OABC is a rectangle inscribed in a quadrant of a circle of radius \[10\;cm\]. If OA = \[2\sqrt 5 \;cm\]. Find the area of the rectangle.

Answer 1

Hint: First draw an appropriate diagram for the given question. Use the Pythagoras theorem for the triangle formed by the sides and diagonal of the rectangle and then find the breadth of the rectangle.

Complete step-by-step answer:
OABC is a rectangle inscribed in a quadrant of a circle of radius \[10\;cm\]. If OA = \[2\sqrt 5 \;cm\].

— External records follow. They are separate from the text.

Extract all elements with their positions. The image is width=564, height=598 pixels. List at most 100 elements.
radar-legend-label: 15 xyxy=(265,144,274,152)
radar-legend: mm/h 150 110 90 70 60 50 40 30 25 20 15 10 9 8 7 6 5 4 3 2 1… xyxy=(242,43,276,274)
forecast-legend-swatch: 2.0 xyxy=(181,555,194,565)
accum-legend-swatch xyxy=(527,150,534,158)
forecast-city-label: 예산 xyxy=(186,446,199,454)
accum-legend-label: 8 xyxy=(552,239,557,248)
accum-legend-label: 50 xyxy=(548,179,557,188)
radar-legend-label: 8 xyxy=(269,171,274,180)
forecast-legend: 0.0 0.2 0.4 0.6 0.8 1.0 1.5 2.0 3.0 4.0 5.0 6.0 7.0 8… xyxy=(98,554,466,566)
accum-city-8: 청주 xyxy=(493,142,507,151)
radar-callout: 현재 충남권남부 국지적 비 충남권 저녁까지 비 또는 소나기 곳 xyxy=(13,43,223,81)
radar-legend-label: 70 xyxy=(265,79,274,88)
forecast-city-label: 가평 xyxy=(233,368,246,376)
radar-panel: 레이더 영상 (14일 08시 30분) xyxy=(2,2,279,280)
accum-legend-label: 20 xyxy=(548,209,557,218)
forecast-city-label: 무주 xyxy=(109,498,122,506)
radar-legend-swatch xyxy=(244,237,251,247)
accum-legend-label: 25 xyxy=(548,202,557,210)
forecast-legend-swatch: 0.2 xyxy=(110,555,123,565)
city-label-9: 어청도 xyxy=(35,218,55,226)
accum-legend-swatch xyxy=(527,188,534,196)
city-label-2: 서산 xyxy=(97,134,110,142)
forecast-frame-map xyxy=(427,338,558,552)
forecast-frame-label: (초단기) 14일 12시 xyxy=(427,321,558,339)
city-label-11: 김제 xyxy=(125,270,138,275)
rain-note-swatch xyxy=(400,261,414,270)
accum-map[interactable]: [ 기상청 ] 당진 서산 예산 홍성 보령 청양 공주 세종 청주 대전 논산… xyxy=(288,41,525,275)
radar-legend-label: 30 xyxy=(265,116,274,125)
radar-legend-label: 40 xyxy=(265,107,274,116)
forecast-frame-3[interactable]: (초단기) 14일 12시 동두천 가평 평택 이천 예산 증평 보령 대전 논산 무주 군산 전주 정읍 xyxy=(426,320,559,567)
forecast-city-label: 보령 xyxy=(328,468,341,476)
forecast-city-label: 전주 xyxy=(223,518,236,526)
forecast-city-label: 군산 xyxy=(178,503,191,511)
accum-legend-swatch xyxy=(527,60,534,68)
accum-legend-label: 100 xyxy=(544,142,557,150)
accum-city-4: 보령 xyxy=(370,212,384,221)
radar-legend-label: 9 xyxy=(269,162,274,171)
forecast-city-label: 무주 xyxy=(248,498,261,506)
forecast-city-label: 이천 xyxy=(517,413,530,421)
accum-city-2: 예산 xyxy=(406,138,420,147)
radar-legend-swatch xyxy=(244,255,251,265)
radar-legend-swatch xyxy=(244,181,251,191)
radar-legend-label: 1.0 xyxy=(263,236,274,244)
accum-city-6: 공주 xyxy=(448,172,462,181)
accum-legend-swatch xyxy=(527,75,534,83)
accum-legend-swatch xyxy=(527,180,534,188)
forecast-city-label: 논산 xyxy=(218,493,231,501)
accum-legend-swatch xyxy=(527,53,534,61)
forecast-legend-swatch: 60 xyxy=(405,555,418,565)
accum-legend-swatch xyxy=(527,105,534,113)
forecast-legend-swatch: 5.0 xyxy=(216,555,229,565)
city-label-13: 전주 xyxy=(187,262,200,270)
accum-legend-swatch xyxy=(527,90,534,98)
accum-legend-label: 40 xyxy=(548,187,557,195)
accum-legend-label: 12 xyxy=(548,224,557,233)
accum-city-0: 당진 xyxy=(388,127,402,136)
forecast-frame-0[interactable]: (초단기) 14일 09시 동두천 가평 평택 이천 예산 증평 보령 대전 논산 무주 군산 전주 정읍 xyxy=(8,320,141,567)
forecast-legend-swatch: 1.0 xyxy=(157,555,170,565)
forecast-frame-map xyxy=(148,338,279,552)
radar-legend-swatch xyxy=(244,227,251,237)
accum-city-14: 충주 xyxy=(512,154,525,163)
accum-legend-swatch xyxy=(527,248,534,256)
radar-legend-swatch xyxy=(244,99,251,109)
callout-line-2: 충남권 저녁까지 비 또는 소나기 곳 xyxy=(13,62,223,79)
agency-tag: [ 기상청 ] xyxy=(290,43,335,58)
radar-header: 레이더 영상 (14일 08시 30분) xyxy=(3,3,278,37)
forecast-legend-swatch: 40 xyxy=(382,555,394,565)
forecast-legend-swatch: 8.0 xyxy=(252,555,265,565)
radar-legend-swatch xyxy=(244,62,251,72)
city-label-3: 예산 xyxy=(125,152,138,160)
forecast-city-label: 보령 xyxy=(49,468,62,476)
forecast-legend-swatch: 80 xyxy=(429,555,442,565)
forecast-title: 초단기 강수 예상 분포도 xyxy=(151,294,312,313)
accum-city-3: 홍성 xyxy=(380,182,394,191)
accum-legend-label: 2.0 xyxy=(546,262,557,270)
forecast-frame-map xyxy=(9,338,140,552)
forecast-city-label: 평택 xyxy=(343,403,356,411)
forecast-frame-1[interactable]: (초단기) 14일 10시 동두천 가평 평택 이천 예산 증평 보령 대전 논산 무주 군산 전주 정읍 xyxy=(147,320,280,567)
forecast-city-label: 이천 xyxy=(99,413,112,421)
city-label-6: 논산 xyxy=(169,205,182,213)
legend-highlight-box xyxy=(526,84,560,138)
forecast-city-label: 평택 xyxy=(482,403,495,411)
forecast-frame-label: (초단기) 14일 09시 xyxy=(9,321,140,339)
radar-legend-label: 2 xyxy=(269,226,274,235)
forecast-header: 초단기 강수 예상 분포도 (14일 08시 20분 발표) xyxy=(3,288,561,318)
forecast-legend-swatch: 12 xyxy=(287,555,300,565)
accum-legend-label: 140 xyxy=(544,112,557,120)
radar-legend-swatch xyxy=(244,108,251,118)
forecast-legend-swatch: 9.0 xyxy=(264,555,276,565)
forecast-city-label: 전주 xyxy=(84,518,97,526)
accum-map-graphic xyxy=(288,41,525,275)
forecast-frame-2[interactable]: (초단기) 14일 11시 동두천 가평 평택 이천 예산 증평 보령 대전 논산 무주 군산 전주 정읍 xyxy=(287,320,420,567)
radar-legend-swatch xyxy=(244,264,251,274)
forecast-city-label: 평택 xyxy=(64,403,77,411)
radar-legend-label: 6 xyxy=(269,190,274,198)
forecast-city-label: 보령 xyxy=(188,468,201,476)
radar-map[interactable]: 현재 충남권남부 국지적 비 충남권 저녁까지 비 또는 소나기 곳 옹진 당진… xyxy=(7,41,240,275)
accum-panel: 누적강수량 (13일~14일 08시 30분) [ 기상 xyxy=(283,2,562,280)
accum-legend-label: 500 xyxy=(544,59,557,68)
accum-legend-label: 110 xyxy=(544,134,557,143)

When we are solving this type of question, we need to follow the steps provided in the hint part above.
As we are given OA = \[2\sqrt 5 \;cm\]
In Rectangle \[\angle A = \angle B = \angle C = \angle O = {90^0}\]
So, \[\Delta OAB\]is a Right Angle triangle we can apply to Pythagoras Theorem.
OB = radius of circle that is given
OB = \[10\;cm\]
OA = given
Hypotenuse = OB = \[10\;cm\]
Base = OA = \[2\sqrt 5 \;cm\]
Perpendicular = AB =?
By Pythagoras Theorem
\[{(OB)^2} = {(OA)^2} + {(AB)^2}\]
Substitute OB = \[10\;cm\]and OA = \[2\sqrt 5 \;cm\]
\[
\Rightarrow {(10)^2} = {(2\sqrt 5 )^2} + {(AB)^2} \\
\Rightarrow {(AB)^2} = {(10)^2} - {(2\sqrt 5 )^2} \
                                        = 100 - 20 \\
\Rightarrow {(AB)^2} = 80 \\
\Rightarrow AB = \sqrt {80} = 4\sqrt 5 \;cm \
 \]
Now area of rectangle OABC = \[length \times width\]
length = OA
width = OB
 $ \Rightarrow $ Area = \[OA{\text{ }} \times {\text{ }}AB\]
OA = \[2\sqrt 5 cm\], AB = \[4\sqrt 5 \;cm\]
 $ \Rightarrow $ Area = \[2\sqrt 5 \times {\text{4}}\sqrt 5 = 8 \times 5 = 40\;c{m^2}\]
Hence, the area of the rectangle is \[40\;c{m^2}\].

Note: Please take care of the calculations in the Pythagoras theorem to evaluate the square roots and also take care that the diagram is appropriate for the question and one end of the rectangle is on the center of the circle.